Other subcategories include Arcadias and Cockaygnes. Ruth Levitas is one who has developed such a categorisation.

Economic utopias

Particularly in the early nineteenth century, several utopian ideas arose, often in response to the social disruption created by the development of commercialism and capitalism. These are often grouped in a greater "utopian socialist" movement, due to their shared characteristics: an egalitarian distribution of goods, frequently with the total abolition of money, and citizens only doing work which they enjoy and which is for the common good, leaving them with ample time for the cultivation of the arts and sciences. One classic example of such an utopia was Edward Bellamy's Looking Backward. Another socialist utopia is William Morris' News from Nowhere, written partially in response to the top-down (bureaucratic) nature of Bellamy's utopia, which Morris criticized. However, as time passed and the socialist movement matured, utopianism was discarded. Socialists grounded their ideas firmly in the realities of the age; among the different emerging socialist currents, Marxism became by far the harshest critic of utopian socialism. (for more information see the History of Socialism article)
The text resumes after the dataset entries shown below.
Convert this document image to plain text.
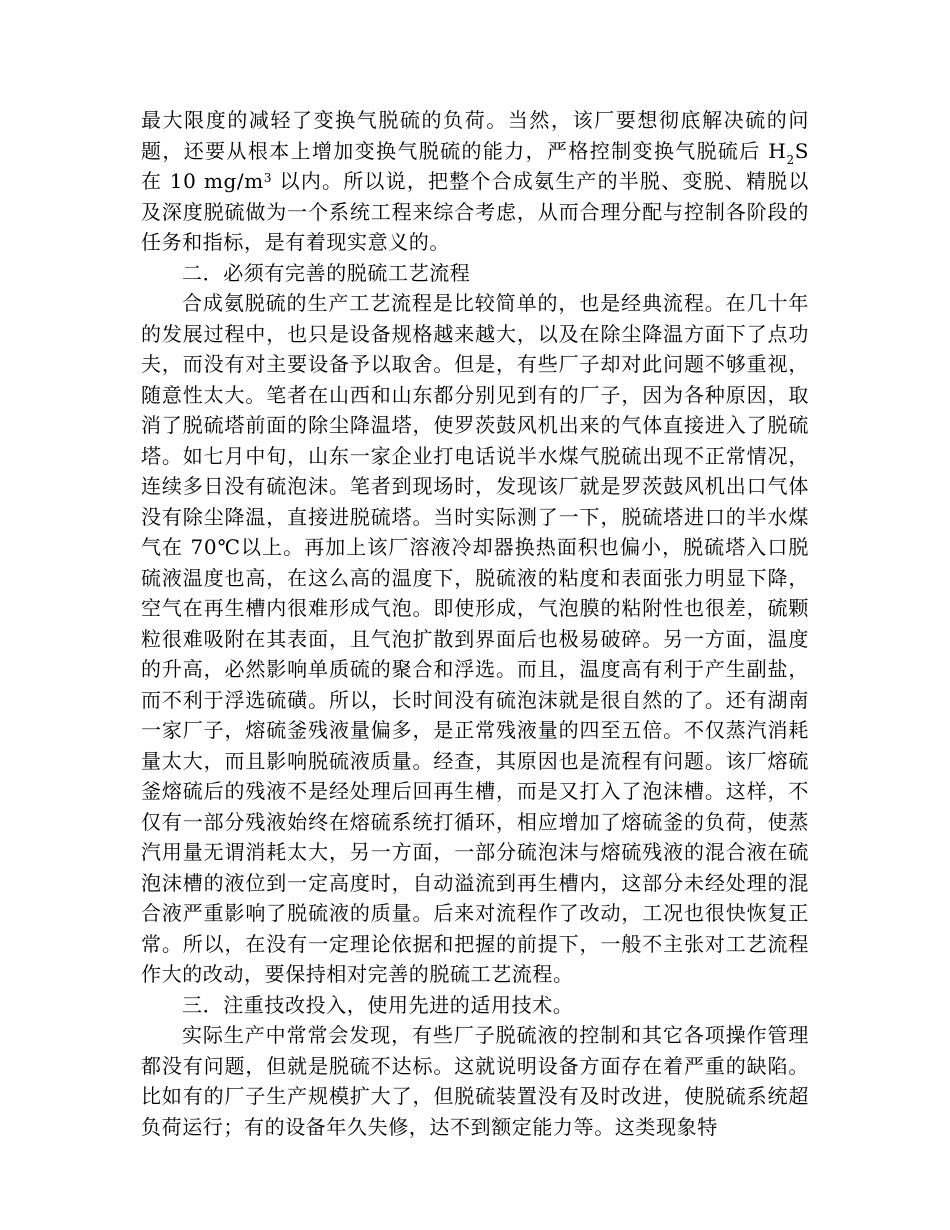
最大限度的减轻了变换气脱硫的负荷。当然，该厂要想彻底解决硫的问题，还要从根本上增加变换气脱硫的能力，严格控制变换气脱硫后 $H_2S$ 在 10 $mg/m^3$ 以内。所以说，把整个合成氨生产的半脱、变脱、精脱以及深度脱硫做为一个系统工程来综合考虑，从而合理分配与控制各阶段的任务和指标，是有着现实意义的。

二．必须有完善的脱硫工艺流程

合成氨脱硫的生产工艺流程是比较简单的，也是经典流程。在几十年的发展过程中，也只是设备规格越来越大，以及在除尘降温方面下了点功夫，而没有对主要设备予以取舍。但是，有些厂子却对此问题不够重视，随意性太大。笔者在山西和山东都分别见到有的厂子，因为各种原因，取消了脱硫塔前面的除尘降温塔，使罗茨鼓风机出来的气体直接进入了脱硫塔。如七月中旬，山东一家企业打电话说半水煤气脱硫出现不正常情况，连续多日没有硫泡沫。笔者到现场时，发现该厂就是罗茨鼓风机出口气体没有除尘降温，直接进脱硫塔。当时实际测了一下，脱硫塔进口的半水煤气在 70℃以上。再加上该厂溶液冷却器换热面积也偏小，脱硫塔入口脱硫液温度也高，在这么高的温度下，脱硫液的粘度和表面张力明显下降，空气在再生槽内很难形成气泡。即使形成，气泡膜的粘附性也很差，硫颗粒很难吸附在其表面，且气泡扩散到界面后也极易破碎。另一方面，温度的升高，必然影响单质硫的聚合和浮选。而且，温度高有利于产生副盐，而不利于浮选硫磺。所以，长时间没有硫泡沫就是很自然的了。还有湖南一家厂子，熔硫釜残液量偏多，是正常残液量的四至五倍。不仅蒸汽消耗量太大，而且影响脱硫液质量。经查，其原因也是流程有问题。该厂熔硫釜熔硫后的残液不是经处理后回再生槽，而是又打入了泡沫槽。这样，不仅有一部分残液始终在熔硫系统打循环，相应增加了熔硫釜的负荷，使蒸汽用量无谓消耗太大，另一方面，一部分硫泡沫与熔硫残液的混合液在硫泡沫槽的液位到一定高度时，自动溢流到再生槽内，这部分未经处理的混合液严重影响了脱硫液的质量。后来对流程作了改动，工况也很快恢复正常。所以，在没有一定理论依据和把握的前提下，一般不主张对工艺流程作大的改动，要保持相对完善的脱硫工艺流程。

三．注重技改投入，使用先进的适用技术。

实际生产中常常会发现，有些厂子脱硫液的控制和其它各项操作管理都没有问题，但就是脱硫不达标。这就说明设备方面存在着严重的缺陷。比如有的厂子生产规模扩大了，但脱硫装置没有及时改进，使脱硫系统超负荷运行；有的设备年久失修，达不到额定能力等。这类现象特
Utopias have also been imagined by the opposite side of the political spectrum. For example, Robert Heinlein's The Moon is a Harsh Mistress is an individualistic and libertarian utopia. Capitalist utopias of this sort are generally based on perfect market economies, in which there is no market failure—or the issue is never addressed. Some cynics, usually socialists, see most economics textbooks as being nothing but stories of capitalist utopias.
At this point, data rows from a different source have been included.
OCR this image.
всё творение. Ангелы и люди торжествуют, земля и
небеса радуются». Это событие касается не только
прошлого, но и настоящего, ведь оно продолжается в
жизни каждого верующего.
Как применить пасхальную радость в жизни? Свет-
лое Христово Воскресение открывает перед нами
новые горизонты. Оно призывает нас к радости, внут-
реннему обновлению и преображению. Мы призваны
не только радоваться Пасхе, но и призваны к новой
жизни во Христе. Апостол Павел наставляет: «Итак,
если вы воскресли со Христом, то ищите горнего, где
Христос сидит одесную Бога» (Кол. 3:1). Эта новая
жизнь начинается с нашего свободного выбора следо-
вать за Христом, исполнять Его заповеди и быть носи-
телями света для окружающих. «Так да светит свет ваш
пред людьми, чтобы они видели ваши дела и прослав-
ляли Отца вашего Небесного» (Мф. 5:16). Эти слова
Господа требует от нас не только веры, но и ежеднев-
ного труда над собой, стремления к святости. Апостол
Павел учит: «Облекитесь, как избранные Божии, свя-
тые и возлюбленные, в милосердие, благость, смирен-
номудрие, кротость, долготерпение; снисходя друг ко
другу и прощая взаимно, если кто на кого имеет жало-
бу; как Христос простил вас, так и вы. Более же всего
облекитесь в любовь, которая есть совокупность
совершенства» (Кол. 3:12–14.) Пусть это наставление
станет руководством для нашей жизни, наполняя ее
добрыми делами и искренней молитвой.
Political and historical utopias

A global utopia of world peace is often seen as one of the possible inevitable endings of history.

Sparta was a militaristic utopia founded by Lycurgus (though some, especially Athenians, may have thought it was rather a dystopia). It was a Greek power until its defeat by the Thebans at the battle of Leuctra.

Religious utopias

The Christian and Islamic ideas of heaven tend to be utopian, especially in their folk-religious forms: inviting speculation about existence free of sin and poverty or any sorrow, beyond the power of death (although "heaven" in Christian eschatology at least, is more nearly equivalent to life within God Himself, visualized as an earth-like paradise in the sky). In a similar sense, the Buddhist concept of Nirvana may be thought of as a kind of utopia. Religious utopias, perhaps expansively described as a garden of delights, existence free of worry amid streets paved with gold, in a bliss of enlightenment enjoying nearly godlike powers, are often a reason for perceiving benefit in remaining faithful to a religion, and an incentive for converting new members.

In the United States during the Second Great Awakening of the nineteenth century, many radical religious groups formed utopian societies. They sought to form communities where all aspects of people's lives could be governed by their faith. Among the best-known of these utopian societies was the Shaker movement. The largest such movement was The Church of Jesus Christ of Latter-day Saints' settlement in Utah after 1846 (See Mormon Pioneer).

See also: End of the world, Eschatology, Millennialism, Utopianism

Scientific and technological utopias

These are set in the future, when it is believed that advanced science and technology will allow utopian living standards; for example, the absence of death and suffering; changes in human nature and the human condition. In place of the static perfection of a utopia, libertarian transhumanists envision an "extropia", an open, evolving society allowing individuals and voluntary groupings to form the institutions and social forms they prefer.

One notable example of a technological and libertarian socialist utopia is Scottish author Iain M. Bank's Culture.

See also: hedonistic imperative, transhumanism, technological singularity, abolitionist society

Opposing this optimism is the prediction that advanced science and technology will, through deliberate misuse or accident, cause humanity's extinction. These pessimists advocate precautions over embracement of new technology.